Credit: Tiu Makkonen

SQIFF: Queering the fear – LGBTQ+ themes in modern-day horror

Credit: Tiu Makkonen

Credit: Tiu Makkonen

Nella McNicol & Elisabeth Graham
Writers

As early as the 18th century, LGBT themes can be recognised as a major subject within horror fiction. However, it has not become an established genre in its own right until the last few decades. Therefore, it seems fitting that, through a diverse range of eccentric and gory films, the Scottish Queer Independent Film Festival (SQIFF) would let us venture into the fascinating world of Queer Horror.

Although a relatively obscure form, this should not undermine its value as a surprisingly insightful, as well as entertaining, category of our ever evolving cinematic history. Despite its comedic elements, films screened like Otto; or Up with Dead People by Bruce LaBruce and even Fright Night by Tom Holland used conventional features of the renowned horror genre to explore serious subjects yet to be fully considered within mainstream film studies, particularly sexual repression and recurrent depiction of homosexuals as ‘monsters’.

Fright Night starts as a campy film that careens into chaos, and it is the most fun you will ever have watching a horror film. William Ragsdale plays Charley Brewster, the protagonist whose main concerns are his failing trigonometry grade, his overbearing mother, and his prudish girlfriend. All of that gets turned on its head when two strangers move in next door with all of the telling signs that they are vampires. Hellbent on exposing the fiend, Charley seeks help from a retired TV monster hunter, and adventure ensues.
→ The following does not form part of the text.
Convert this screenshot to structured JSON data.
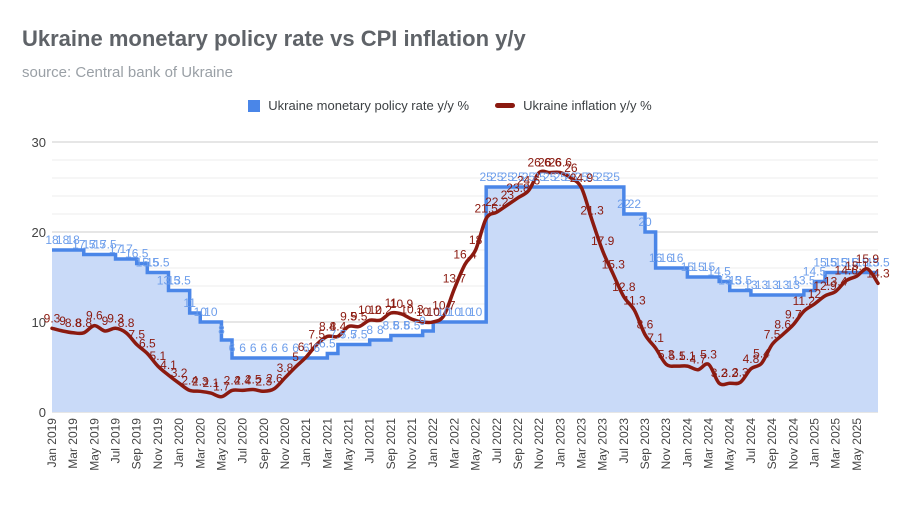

While there is nothing observably queer about Fright Night, the film utilizes an array of engaging symbols to show what it’s like to repress a part of your sexuality. For example, Charley has spent the past year trying to sleep with his girlfriend Amy. However, Charley suddenly loses interest in making love with Amy when his two vampiric neighbors move in. Charley becomes obsessed with ousting and destroying Jerry Dandridge (the film’s lead vampire played by Christopher Sarandon) as soon as possible. Charley’s obsession with the vampires points to a homoerotic interest; vampires have been used as symbols for sex and desire ever since Dracula crawled out of Transylvania. Having Charley fixate on the need to destroy this symbol could pointWW to his own desire to eliminate the monster that is his own repressed sexuality.

By contrast, Otto; or Up with Dead People leads the viewer immediately and very graphically to a “new wave of gay zombies” on the streets of Berlin. Following Otto, a young zombie amidst an identity crisis, the audience is introduced to radical filmmaker Medea Yarn who protects Otto from the living in return for his participation in her experimental film on the inevitable zombie uprising ‘Up with Dead People’. Otto seeks to highlight how our conservative society marginalizes particular groups to the point that they are unable to express their true selves. Despite their apparent assimilation into the city, the undead like Otto are still persecuted for being different. The link between sexual suppression and those in a zombie-like state used within the film is an incredibly effective and relevant metaphor to this day.

Above all, Otto reveals a long standing representation of homosexuality through grotesque images of the undead feasting on human flesh, or ‘meat’. Through acknowledging the hidden meaning behind Fright Night and Otto, we should ask ourselves the question given by Medea Yarn to Otto: “What is the privilege of the dead?”